Este niño está bendecido por los mejores guantes de nuestra historia, por Medinabeytia, por Miguel Reina, por Abel, por Molina. En una noche en la que nos mordimos las uñas hasta los codos, tranquilizaba la imagen portero sereno y tranquilo como si de una partida de PlayStation se tratase. Serán cosas de la edad…
La defensa volvió a salirse. La baja del mariscal Ujfalusi  se notó en la banda derecha. Valera comenzó nervioso al sentirse observado pero el paso de los minutos le fue dando el poso necesario para asentarse e ir controlando su zona con regularidad. Perea, una vez más, increíble. Sigo diciendo que la mejor terapia para el colombiano fue la humillante ovación que le rindió el Bernabéu. Desde entonces, ha vuelto a ser el gran Perea que deslumbró a España a su llegada de Boca Juniors.
Todo iba encaminado a un empate en el descanso pero el gol de Aquilani trastocó los planes. Se confirma que somos auténticos expertos en la resurrección y puesta a punto de futbolistas en mal momento y el italiano fue un ejemplo más. Inédito durante todo el año, hizo olvidar a Xabi Alonso durante 45 minutos. Por suerte, la exigencia del partido y su falta de ritmo fueron menguando sus facultades hasta terminar exhausto.
De repente llegó la prórroga. Podían haberla puesto tras el descanso, ya que la segunda mitad no demostró la clase de partido que se jugaba. Benítez golpeó primero gracias a los cambios y Quique enmendó su error introduciendo a Jurado. No tuvo una prórroga perfecta, pero el gaditano era justo lo que necesitábamos en un partido como el de Anfield. Raúl García, reventado, se echó al equipo a la espalda y mandó un rotundo mensaje a aquellos que le pitan en el Calderón.
Mientras, el de Sanlúcar campaba a sus anchas y se gustaba con el balón en los pies. El Liverpool no esperaba un elemento nuevo y desconcertante y falló. Falló Glen Johnson y Reyes le puso un caramelito a Forlán de los que el uruguayo no perdona. A estas alturas y pudiendo hacer algo de resumen de la temporada, me borro de los que hablaban de temporada floja de Forlán. Sus 26 goles en las tres competiciones me dan argumentos. Además, su rabia en la celebración de Anfield hace que vuelva a perdonar sus errores anteriores.
Su predecesor en la grada, nuestro niño, vio el partido con mucho, mucho sufrimiento. Le iba mucho en juego y, a diferencia del año pasado, no se le vio celebrar el tanto del Liverpool. Dicen los que le vieron tras el partido, que Fernando Torres sonreía. ¡Qué le vamos a hacer si es uno que fue, es y será siempre de los nuestros!
Ahora, es momento de disfrutar de lo conseguido, pero también de empezar a hacer encaje de bolillos para conseguir entradas, cuadrar vuelos, inventarse excusas para escaquearse del curro… Al final, una campaña que se avecinaba terrible puede terminar siendo histórica. Es momento también de que los niños sepan lo que es de verdad el Atleti. Que vuelvan a pedir a sus padres ir al cole el lunes con la rojiblanca. Que no se sientan señalados por los otros niños y luzcan el escudo con orgullo. Es momento también de recordar a todos aquellos que hubieran disfrutado de todo esto pero ya no están con nosotros.
Seguro que lo han visto todo desde ese tercer anfiteatro rojiblanco.

5 comentarios:

Anónimo dijo...

13:30 horas del Viernes 30 de Abril del 2010, todavía me dura el subidón, han pasado más de 12 horas del final del partido y sigo con la misma sensación que sentí cuando el U-RU-GUA-YO fusiló a Reina.
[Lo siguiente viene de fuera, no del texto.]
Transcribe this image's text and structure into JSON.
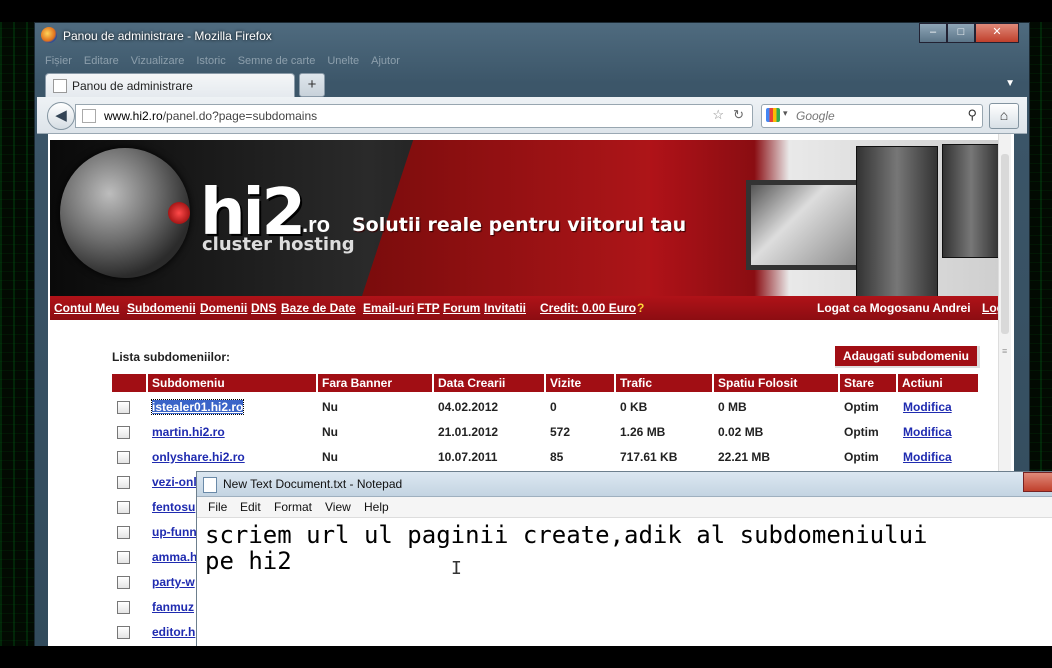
{
  "window": {
    "title": "Panou de administrare - Mozilla Firefox",
    "menu": [
      "Fișier",
      "Editare",
      "Vizualizare",
      "Istoric",
      "Semne de carte",
      "Unelte",
      "Ajutor"
    ]
  },
  "tabs": [
    {
      "label": "Panou de administrare"
    }
  ],
  "newtab_label": "+",
  "address": {
    "host": "www.hi2.ro",
    "path": "/panel.do?page=subdomains"
  },
  "search": {
    "placeholder": "Google"
  },
  "banner": {
    "logo": "hi2",
    "logo_suffix": ".ro",
    "logo_sub": "cluster hosting",
    "slogan": "Solutii reale pentru viitorul tau"
  },
  "nav": {
    "items": [
      "Contul Meu",
      "Subdomenii",
      "Domenii",
      "DNS",
      "Baze de Date",
      "Email-uri",
      "FTP",
      "Forum",
      "Invitatii"
    ],
    "credit": "Credit: 0.00 Euro",
    "credit_help": "?",
    "logged": "Logat ca Mogosanu Andrei",
    "logout": "Logout"
  },
  "subdomains": {
    "title": "Lista subdomeniilor:",
    "add_button": "Adaugati subdomeniu",
    "columns": [
      "Subdomeniu",
      "Fara Banner",
      "Data Crearii",
      "Vizite",
      "Trafic",
      "Spatiu Folosit",
      "Stare",
      "Actiuni"
    ],
    "rows": [
      {
        "name": "istealer01.hi2.ro",
        "banner": "Nu",
        "date": "04.02.2012",
        "visits": "0",
        "traffic": "0 KB",
        "space": "0 MB",
        "state": "Optim",
        "action": "Modifica"
      },
      {
        "name": "martin.hi2.ro",
        "banner": "Nu",
        "date": "21.01.2012",
        "visits": "572",
        "traffic": "1.26 MB",
        "space": "0.02 MB",
        "state": "Optim",
        "action": "Modifica"
      },
      {
        "name": "onlyshare.hi2.ro",
        "banner": "Nu",
        "date": "10.07.2011",
        "visits": "85",
        "traffic": "717.61 KB",
        "space": "22.21 MB",
        "state": "Optim",
        "action": "Modifica"
      },
      {
        "name": "vezi-onl",
        "banner": "",
        "date": "",
        "visits": "",
        "traffic": "",
        "space": "",
        "state": "",
        "action": ""
      },
      {
        "name": "fentosu",
        "banner": "",
        "date": "",
        "visits": "",
        "traffic": "",
        "space": "",
        "state": "",
        "action": ""
      },
      {
        "name": "up-funn",
        "banner": "",
        "date": "",
        "visits": "",
        "traffic": "",
        "space": "",
        "state": "",
        "action": ""
      },
      {
        "name": "amma.h",
        "banner": "",
        "date": "",
        "visits": "",
        "traffic": "",
        "space": "",
        "state": "",
        "action": ""
      },
      {
        "name": "party-w",
        "banner": "",
        "date": "",
        "visits": "",
        "traffic": "",
        "space": "",
        "state": "",
        "action": ""
      },
      {
        "name": "fanmuz",
        "banner": "",
        "date": "",
        "visits": "",
        "traffic": "",
        "space": "",
        "state": "",
        "action": ""
      },
      {
        "name": "editor.h",
        "banner": "",
        "date": "",
        "visits": "",
        "traffic": "",
        "space": "",
        "state": "",
        "action": ""
      }
    ]
  },
  "notepad": {
    "title": "New Text Document.txt - Notepad",
    "menu": [
      "File",
      "Edit",
      "Format",
      "View",
      "Help"
    ],
    "line1": "scriem url ul paginii create,adik al subdomeniului",
    "line2": "pe hi2"
  }
}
Que el Atleti ha vuelto está claro y no depende de ganar o perder las finales, y es que si una cosa tengo clara es que la semana del 12 al 19 de Mayo es el inicio de una nueva etapa en el equipo y en su afición, esperemos que la directiva deje trabajar a los que saben y que den un voto de confianza a quién con esfuerzo y trabajo se lo han ganado.

Esta mañana poco me ha importado que el camarero del bar me pusiese el café frió, que el jefe me largara la charla de rigor, que el atasco durase más de lo normal o que a mi mujer se le estén cayendo los pechos, hoy sencillamente soy el tío más feliz de mundo.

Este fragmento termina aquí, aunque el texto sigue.